Indexing IM logs with Elasticsearch
Remember my old project for processing instant messaging logs? Probably, because I wrote about it five years ago. Well, the project is only mostly dead, every once in a while I still occasionally work on it.
I mostly use it as an excuse to learn technologies that are used outside of the Google bubble. One thing that really impressed me with how well it works and how easy it is to set up was Elasticsearch. Elasticsearch is a search engine. You give it your documents and it indexes them and enables you to query them fast. There are other projects that do this for you, but ES can do scaling to multiple machines out of the box, has sane defaults for how to process text and it has many addons. One of the amazing addons, built by the same company, is Kibana, a dashboard and reporting tool, perfectly integrated with Elasticsearch.
Let's see how we can get our data into Elasticsearch and how we can learn something from it. We're going to use the Python bindings and I assume that you have all the official packages installed. I'm going to assume that getting the data is a solved problem and we basically have an iterator that produces dictionaries of the following form:
{'datetime': '2017-03-30T23:12', 'message': 'Hello there', 'contact':
'Friend', 'sender': 'Me'}
To add the data into Elasticsearch, we use the following super short snippet:
from elasticsearch import Elasticsearch
from elasticsearch.helpers import bulk
es = Elasticsearch()
# Create the connection to the Elasticsearch cluster
es = Elasticsearch(['http://elastic:changeme@localhost:9200/'])
# Set a certain property for the message field.
es.indices.create('chat', {"mappings" : {
"message" : {
"properties" : {
"message" : {
"type" : "text",
"fielddata": True
}
}
}
}
})
# Generator that creates dictionaries of our messages and tells ES were to index
# them
def lines():
for row in rows:
d = {k: row[k] for k in row.keys()}
d['_op_type'] = 'index'
d['_index']= 'chat'
d['_type']= 'message'
yield d
# Imports into Elasticsearch in bulk (once every 5000 messages)
bulk(es,lines())
And that's about it. Normally, Elasticsearch can create indexes automatically when you first import something, but in our case, it has a wrong default for the message field, so we have to manually specify that it should have the fielddatasetting true.
Now let's see what this gives us. We are going to start Kibana, which is the dashboard creating tool for Elasticsearch. There we can explore our dataset and filter by everything:
This shows you some of my discussions with Cătălin. At the top you can see the number of messages we've had over the years. It's a partial lie: in the second half of 2015 we talked over Wire and I didn't save my discussions from there and since the second half of 2016 we've been talking on Telegram and I haven't written the import tool for that.
Below that you can see some of the actual messages, with all the metadata.

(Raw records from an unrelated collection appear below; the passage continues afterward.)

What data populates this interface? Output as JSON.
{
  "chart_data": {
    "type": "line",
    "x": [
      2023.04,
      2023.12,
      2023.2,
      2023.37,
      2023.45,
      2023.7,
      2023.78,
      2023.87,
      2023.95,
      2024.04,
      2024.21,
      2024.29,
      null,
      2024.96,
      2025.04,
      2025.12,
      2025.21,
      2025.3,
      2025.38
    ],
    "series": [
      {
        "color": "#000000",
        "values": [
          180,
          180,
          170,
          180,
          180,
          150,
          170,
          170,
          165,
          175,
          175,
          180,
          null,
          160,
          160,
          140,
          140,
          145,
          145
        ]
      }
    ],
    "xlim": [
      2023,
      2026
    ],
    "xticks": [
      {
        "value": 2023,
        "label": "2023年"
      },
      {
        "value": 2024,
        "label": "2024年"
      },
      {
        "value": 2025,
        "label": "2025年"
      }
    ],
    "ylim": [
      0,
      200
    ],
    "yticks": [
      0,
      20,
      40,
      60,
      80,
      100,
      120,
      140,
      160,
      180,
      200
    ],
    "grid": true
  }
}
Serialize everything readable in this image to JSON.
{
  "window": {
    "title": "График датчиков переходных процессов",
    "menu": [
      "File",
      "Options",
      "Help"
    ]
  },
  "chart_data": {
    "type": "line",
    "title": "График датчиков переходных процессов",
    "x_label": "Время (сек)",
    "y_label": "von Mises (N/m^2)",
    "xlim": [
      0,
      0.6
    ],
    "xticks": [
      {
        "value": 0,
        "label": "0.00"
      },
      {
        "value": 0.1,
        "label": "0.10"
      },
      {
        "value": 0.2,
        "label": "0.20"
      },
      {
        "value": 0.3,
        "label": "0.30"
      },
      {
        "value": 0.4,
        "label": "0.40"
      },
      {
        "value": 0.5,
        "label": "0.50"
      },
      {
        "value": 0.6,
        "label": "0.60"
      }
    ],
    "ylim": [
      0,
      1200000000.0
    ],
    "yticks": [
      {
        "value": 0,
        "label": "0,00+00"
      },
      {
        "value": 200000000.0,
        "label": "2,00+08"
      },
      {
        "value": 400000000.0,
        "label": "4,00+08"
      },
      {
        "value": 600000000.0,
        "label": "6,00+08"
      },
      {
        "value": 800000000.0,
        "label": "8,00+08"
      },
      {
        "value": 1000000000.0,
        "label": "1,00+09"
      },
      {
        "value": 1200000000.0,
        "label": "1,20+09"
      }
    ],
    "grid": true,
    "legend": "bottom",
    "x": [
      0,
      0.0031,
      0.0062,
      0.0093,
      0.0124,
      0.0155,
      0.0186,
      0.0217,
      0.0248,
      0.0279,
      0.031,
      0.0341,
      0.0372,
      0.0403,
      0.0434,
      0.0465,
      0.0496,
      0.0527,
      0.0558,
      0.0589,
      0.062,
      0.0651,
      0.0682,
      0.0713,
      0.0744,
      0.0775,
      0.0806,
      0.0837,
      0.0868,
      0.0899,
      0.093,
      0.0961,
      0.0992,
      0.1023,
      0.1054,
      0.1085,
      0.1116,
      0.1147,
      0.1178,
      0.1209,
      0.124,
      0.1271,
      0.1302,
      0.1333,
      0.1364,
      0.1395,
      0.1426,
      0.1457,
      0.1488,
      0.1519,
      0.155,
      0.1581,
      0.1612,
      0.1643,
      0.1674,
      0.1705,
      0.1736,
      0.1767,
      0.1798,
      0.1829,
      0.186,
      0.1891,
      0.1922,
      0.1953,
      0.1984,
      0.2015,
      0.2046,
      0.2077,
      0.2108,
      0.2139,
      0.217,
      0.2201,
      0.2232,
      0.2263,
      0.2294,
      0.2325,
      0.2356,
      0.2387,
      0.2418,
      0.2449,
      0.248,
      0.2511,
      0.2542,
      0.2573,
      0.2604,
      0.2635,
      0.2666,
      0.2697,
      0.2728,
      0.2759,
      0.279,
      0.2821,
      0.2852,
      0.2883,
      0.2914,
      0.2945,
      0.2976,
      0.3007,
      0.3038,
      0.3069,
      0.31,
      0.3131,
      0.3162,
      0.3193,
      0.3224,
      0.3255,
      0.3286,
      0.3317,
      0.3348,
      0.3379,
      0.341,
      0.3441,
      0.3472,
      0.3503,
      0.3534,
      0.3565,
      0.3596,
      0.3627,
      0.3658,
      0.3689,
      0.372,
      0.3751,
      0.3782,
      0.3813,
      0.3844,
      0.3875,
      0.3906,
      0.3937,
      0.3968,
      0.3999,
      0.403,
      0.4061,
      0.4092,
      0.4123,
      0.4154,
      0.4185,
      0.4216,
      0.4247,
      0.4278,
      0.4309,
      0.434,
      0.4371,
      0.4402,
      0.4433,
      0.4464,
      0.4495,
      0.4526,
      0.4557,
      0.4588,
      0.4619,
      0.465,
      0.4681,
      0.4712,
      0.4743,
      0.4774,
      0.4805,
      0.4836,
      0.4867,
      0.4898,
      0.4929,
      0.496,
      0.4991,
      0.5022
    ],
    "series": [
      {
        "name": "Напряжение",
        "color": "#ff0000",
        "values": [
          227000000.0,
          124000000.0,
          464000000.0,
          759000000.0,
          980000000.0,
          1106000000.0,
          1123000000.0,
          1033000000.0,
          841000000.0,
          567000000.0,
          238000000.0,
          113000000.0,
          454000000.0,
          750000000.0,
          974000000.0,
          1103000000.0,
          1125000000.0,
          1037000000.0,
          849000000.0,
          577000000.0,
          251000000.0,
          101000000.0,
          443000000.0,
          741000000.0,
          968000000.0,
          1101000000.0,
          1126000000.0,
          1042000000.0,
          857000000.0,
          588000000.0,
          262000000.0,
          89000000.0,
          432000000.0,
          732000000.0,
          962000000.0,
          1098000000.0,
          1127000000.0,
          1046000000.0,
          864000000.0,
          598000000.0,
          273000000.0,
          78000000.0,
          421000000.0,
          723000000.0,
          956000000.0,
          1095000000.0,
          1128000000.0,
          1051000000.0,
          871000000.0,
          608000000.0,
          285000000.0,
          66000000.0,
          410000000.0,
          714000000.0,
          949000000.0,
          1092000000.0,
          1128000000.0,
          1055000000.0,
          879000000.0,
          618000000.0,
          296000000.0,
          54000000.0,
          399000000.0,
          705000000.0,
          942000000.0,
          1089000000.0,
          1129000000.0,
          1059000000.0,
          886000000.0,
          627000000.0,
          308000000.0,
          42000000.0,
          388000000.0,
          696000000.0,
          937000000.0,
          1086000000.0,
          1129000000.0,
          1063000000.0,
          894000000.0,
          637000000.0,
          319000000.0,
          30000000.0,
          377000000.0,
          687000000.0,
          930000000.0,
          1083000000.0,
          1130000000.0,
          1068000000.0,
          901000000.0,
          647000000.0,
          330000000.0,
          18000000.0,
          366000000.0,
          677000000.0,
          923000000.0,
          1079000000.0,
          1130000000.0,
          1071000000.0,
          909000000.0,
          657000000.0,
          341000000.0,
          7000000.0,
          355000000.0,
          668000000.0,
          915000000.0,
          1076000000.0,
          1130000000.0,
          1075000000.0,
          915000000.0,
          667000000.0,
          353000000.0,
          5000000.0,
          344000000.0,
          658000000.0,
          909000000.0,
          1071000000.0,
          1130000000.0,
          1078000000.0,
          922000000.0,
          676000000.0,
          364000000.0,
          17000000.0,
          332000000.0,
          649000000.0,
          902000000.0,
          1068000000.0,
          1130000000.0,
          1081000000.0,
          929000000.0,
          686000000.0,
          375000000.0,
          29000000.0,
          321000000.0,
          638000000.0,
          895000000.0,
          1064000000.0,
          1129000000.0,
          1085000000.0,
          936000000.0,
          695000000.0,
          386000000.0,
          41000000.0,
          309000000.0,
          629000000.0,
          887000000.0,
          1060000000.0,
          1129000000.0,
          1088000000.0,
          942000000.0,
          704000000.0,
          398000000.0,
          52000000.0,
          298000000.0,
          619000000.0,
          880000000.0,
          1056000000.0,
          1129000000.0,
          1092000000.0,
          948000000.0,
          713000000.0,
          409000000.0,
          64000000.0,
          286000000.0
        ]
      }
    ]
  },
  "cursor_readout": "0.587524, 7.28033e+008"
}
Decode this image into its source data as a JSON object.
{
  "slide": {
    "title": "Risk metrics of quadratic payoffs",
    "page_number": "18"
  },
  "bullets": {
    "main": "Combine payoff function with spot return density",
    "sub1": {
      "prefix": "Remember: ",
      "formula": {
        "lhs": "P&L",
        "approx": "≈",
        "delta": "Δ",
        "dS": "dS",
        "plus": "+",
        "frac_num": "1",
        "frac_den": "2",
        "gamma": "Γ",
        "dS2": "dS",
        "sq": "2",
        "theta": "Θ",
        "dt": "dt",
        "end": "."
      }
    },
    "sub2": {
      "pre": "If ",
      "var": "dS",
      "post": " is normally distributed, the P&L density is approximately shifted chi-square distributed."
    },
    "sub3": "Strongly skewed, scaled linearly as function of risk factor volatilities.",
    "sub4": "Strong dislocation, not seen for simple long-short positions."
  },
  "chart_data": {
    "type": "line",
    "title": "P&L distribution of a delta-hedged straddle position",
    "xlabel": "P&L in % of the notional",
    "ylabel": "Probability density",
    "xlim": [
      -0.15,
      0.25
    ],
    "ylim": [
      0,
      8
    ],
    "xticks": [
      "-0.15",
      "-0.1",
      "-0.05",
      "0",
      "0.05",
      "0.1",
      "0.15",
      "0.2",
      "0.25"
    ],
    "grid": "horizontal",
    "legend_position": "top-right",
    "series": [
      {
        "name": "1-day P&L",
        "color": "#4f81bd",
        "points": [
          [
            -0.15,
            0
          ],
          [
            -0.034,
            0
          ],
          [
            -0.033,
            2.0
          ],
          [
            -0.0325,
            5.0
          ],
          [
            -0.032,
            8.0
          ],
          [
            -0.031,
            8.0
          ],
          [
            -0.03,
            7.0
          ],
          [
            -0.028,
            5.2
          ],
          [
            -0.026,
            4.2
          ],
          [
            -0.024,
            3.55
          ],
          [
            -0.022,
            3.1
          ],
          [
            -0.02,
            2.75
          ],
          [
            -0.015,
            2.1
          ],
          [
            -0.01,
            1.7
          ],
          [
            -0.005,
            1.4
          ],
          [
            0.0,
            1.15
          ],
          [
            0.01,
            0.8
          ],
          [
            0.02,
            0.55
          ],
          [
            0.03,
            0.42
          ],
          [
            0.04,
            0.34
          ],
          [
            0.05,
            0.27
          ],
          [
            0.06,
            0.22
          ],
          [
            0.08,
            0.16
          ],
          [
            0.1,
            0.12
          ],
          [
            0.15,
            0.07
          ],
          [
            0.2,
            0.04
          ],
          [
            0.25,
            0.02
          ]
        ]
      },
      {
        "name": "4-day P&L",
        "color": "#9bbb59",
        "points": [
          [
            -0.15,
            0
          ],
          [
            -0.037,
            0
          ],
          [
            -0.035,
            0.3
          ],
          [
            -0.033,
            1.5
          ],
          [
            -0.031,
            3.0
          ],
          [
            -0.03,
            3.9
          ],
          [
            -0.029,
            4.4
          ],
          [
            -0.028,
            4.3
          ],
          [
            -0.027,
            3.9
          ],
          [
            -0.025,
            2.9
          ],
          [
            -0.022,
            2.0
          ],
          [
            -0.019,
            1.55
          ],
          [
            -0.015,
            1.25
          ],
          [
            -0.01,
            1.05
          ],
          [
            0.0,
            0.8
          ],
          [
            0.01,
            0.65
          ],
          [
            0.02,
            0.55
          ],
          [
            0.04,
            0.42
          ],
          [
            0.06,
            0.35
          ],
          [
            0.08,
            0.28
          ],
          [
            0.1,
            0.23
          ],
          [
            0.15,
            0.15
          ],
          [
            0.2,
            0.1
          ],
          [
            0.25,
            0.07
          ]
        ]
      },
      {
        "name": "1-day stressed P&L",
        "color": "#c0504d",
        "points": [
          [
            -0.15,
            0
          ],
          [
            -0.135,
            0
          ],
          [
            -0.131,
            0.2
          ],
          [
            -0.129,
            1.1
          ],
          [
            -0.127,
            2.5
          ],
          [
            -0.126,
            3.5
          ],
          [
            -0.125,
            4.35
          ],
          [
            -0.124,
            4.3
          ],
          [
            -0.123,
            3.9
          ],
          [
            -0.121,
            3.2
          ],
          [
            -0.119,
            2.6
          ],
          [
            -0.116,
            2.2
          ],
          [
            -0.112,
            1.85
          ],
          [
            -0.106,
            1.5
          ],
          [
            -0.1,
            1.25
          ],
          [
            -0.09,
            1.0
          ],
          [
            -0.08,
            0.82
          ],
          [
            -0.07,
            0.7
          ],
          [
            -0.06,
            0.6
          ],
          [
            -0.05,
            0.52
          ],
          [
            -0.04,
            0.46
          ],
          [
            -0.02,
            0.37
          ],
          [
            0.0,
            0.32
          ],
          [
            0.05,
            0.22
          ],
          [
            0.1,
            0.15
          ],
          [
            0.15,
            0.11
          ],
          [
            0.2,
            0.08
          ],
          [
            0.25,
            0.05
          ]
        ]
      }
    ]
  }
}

It's quite nice to explore your data and to reminisce over old conversations.
Then we can switch to the Visualize tab and create some pretty graphs:
This is a graph of the top 20 people I have talked with. Cătălin leads the pack, because I have been talking to him for about 9 years and then there are various friends. One thing that was surprising to me was how some people with whom I haven't talked in 3-4 years are still there, meaning that I must've talked to them a loooot before that.
Another easy graph to make is to plot how much I've talked to my top 20 contacts over the years. As you can see, there is a lot of variation. It's hard to tell much just by eyeballing the data, but it seems that most of the time there are burst of activity with a friend and then we talk much less for a while. Maybe I should use it to decide who to talk to again. :D
The last thing I want to show is from an addon to Elasticsearch, called X-Pack. It's a paid addon, but it has a free 30 day trial. It has a module called Graph, where you enter certain keywords and it shows you related terms.
To get this image, I entered Python, Ruby, cooking and Bible. As you can see, it "knows" that Python and Ruby are connected. Even more, it knows that Django is a Python framework, while Rails is a Ruby framework. PHP and Javascript are also programming languages, so they are part of that cluster.
But cooking forms a different cluster, together with cleaning, which I should be doing :D
Bible is another separate cluster, with study and reading. It figured out that I use the ESV Bible translation. The relationship between study and collegehumor is funny: I sent a certain link to many people, which was about "studying" and this confuses it into thinking the two are related. Alas, humor still beats modern AI techniques.
Considering how much effort we invested into this, it gives really good results. Of course, it's helpful that I have a lot of data from which it can learn.
I find Elasticsearch a great tool for quickly searching when I talked to someone about a certain topic and for doing some simple visualizations. It's super simple to use, but still powerful.